Chronique

Ses mots pour le dire

Il y a de ces signes qui nous font prendre conscience du vide abyssal laissé par un être disparu. Le livre Le Bazar amoureux est l’un de ceux-là. Au bout d’une dizaine de pages, on constate à quel point un homme comme Jean-Pierre Ronfard manque cruellement à notre société. Sa parole, sa clairvoyance, son regard empreint de poésie sur les gens et les choses, tout cela viendrait enrichir des dialogues qui, bien trop souvent, souffrent d’assèchement.

Mais bon, consolons-nous avec la parution de ces courts textes inédits que nous laisse l’homme de théâtre, mort il y a 13 ans. Avant de parler de la moelle de cette œuvre singulière, saluons ceux qui permettent la publication de ce livre : Alice et Bénédicte Ronfard, les filles du metteur en scène et comédien. Ce sont elles qui ont signalé l’existence de ces textes qui sommeillaient dans des cartons des Archives nationales du Québec au critique de théâtre et éditeur Robert Lévesque. On doit à l’érudit collègue et fervent admirateur de Ronfard le travail d’édition et la rédaction de la préface.

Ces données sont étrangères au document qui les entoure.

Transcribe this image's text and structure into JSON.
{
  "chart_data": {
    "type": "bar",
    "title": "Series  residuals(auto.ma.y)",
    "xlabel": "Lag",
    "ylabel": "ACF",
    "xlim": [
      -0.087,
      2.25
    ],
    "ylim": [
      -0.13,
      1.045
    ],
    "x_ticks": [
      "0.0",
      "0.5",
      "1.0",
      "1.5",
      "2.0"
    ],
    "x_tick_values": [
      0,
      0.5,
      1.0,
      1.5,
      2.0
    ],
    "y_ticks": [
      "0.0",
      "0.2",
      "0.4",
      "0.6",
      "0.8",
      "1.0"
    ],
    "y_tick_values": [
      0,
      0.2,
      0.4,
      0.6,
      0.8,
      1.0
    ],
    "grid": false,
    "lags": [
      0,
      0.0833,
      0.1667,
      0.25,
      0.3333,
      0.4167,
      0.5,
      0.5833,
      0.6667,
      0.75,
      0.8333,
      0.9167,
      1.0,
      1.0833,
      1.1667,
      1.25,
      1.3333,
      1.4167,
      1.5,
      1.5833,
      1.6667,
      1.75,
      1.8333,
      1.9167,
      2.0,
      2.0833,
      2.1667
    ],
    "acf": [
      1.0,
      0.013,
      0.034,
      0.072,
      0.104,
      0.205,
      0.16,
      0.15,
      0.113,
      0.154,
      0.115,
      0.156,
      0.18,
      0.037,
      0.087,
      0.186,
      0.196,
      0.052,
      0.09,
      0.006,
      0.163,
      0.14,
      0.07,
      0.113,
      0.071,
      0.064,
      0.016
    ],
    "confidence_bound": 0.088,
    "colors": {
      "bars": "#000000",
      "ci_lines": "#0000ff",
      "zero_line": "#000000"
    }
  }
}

Ce recueil posthume, qui sera en librairie mardi, sera, à mon avis, l’une des belles surprises de la rentrée littéraire. Il est constitué d’une cinquantaine de courts récits que Jean-Pierre Ronfard a rédigés dans sa garçonnière de la rue Wolfe sur plusieurs années (il ne datait pas ses textes). Ces histoires sont parfois écrites au « je », parfois à la troisième personne. Elles intègrent des personnages que l’on dirait tout droit sortis de la vie de Ronfard. Mais cela, le lecteur ne peut qu’en douter.

Ce n’est pas cela qui est important. Le plaisir de cette lecture se trouve dans la langue de Ronfard, dans sa manière totalement unique de dépeindre des situations arrachées au temps et à la vie comme des polaroïds.

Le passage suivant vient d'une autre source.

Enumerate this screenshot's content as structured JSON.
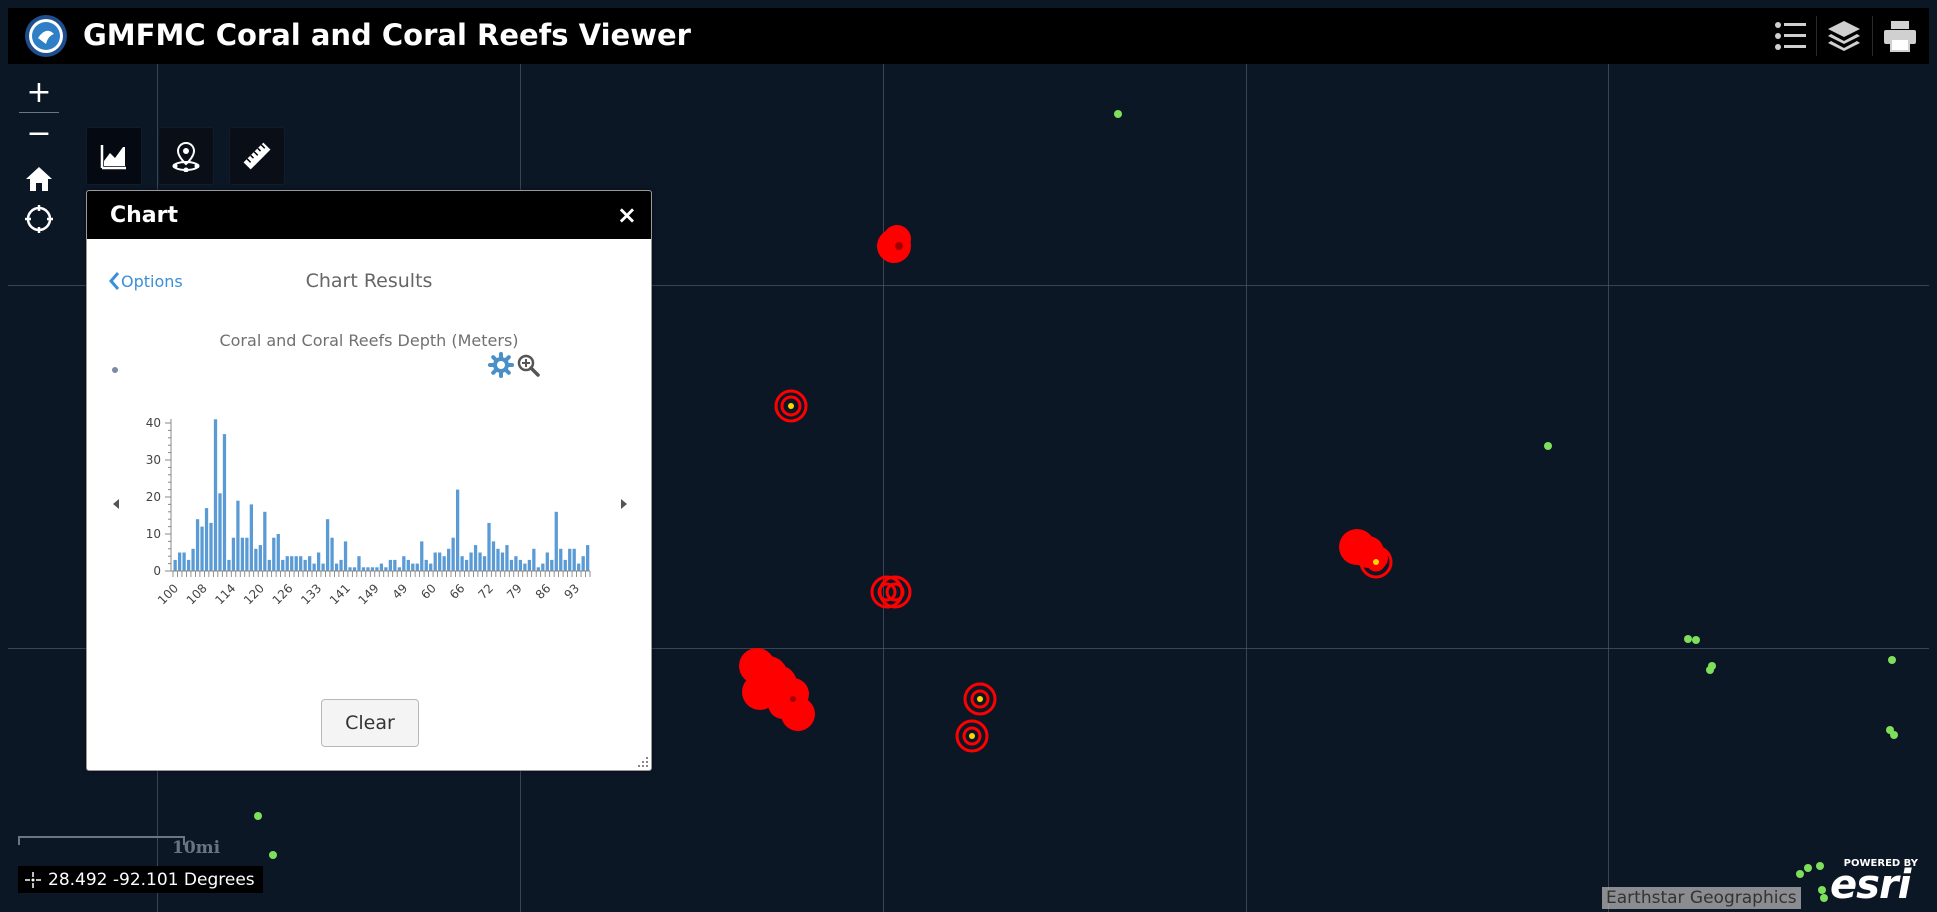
{
  "header": {
    "title": "GMFMC Coral and Coral Reefs Viewer",
    "logo_icon": "gmfmc-logo-icon",
    "buttons": [
      "legend-list-icon",
      "layers-icon",
      "print-icon"
    ]
  },
  "map_controls": {
    "zoom_in": "+",
    "zoom_out": "−",
    "home_icon": "home-icon",
    "locate_icon": "locate-icon"
  },
  "tools": [
    "chart-tool-icon",
    "place-pin-tool-icon",
    "measure-ruler-tool-icon"
  ],
  "chart_panel": {
    "title": "Chart",
    "close": "×",
    "options_label": "Options",
    "results_heading": "Chart Results",
    "clear_label": "Clear"
  },
  "chart_data": {
    "type": "bar",
    "title": "Coral and Coral Reefs Depth (Meters)",
    "xlabel": "",
    "ylabel": "",
    "ylim": [
      0,
      40
    ],
    "yticks": [
      0,
      10,
      20,
      30,
      40
    ],
    "xtick_labels": [
      "100",
      "108",
      "114",
      "120",
      "126",
      "133",
      "141",
      "149",
      "49",
      "60",
      "66",
      "72",
      "79",
      "86",
      "93"
    ],
    "values": [
      3,
      5,
      5,
      3,
      6,
      14,
      12,
      17,
      13,
      41,
      21,
      37,
      3,
      9,
      19,
      9,
      9,
      18,
      6,
      7,
      16,
      3,
      9,
      10,
      3,
      4,
      4,
      4,
      4,
      3,
      4,
      2,
      5,
      2,
      14,
      9,
      2,
      3,
      8,
      1,
      1,
      4,
      1,
      1,
      1,
      1,
      2,
      1,
      3,
      3,
      1,
      4,
      3,
      2,
      2,
      8,
      3,
      2,
      5,
      5,
      4,
      6,
      9,
      22,
      4,
      3,
      5,
      7,
      5,
      4,
      13,
      8,
      6,
      5,
      7,
      3,
      4,
      3,
      2,
      3,
      6,
      1,
      2,
      5,
      3,
      16,
      6,
      3,
      6,
      6,
      2,
      4,
      7
    ],
    "color": "#5b9bd5"
  },
  "status": {
    "scale_label": "10mi",
    "coordinates": "28.492 -92.101 Degrees",
    "attribution": "Earthstar Geographics",
    "esri_powered": "POWERED BY",
    "esri_word": "esri"
  },
  "colors": {
    "map_bg": "#0c1726",
    "header_bg": "#000000",
    "reef_red": "#ff0000",
    "site_green": "#7ee05a",
    "link_blue": "#3a8fd9"
  }
}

Comme le titre en témoigne, il est ici beaucoup question du langage amoureux. Et pour aborder ce thème universel, Ronfard emprunte des chemins audacieux que lui a permis de prendre la grande liberté dont il a toujours joui.

Cela donne des moments de poésie sublimes, d’érotisme débridé (attention, yeux chastes), mais aussi des instants d’une cruelle vérité.

Ronfard s’amuse à nous présenter le couple sous toutes ses coutures. Et pas toujours sous les plus belles. L’histoire de Joseph et Juliette est un bel exemple.

« Joseph verse du poison, jour après jour, dans la nourriture de Juliette. Juliette dépérit sous les yeux de Joseph. Joseph trouve que ça ne va pas assez vite. Il augmente la dose. Mais Juliette s’accoutume. Elle se mithridatise. Le poison lui devient nécessaire. Que fait Joseph ? Ou il augmente, ou il coupe. Il cesse d’empoisonner pour mieux tuer. […]

« Joseph meurt dans un accident de voiture. Juliette a cent quatre ans aujourd’hui. Elle a conservé toute sa raison. Elle dit que Joseph est le seul homme qui l’ait jamais aimée. Pour de vrai. »

Il est clair que Ronfard a beaucoup aimé les femmes au cours de sa vie. Si le public retient surtout le nom de Marie Cardinal, beaucoup d’autres ont traversé la vie et le lit du penseur. Des fragments de ces récits sont de grands hommages aux femmes qu’il a aimées. Cette lettre envoyée à une certaine Mikoulia, par exemple.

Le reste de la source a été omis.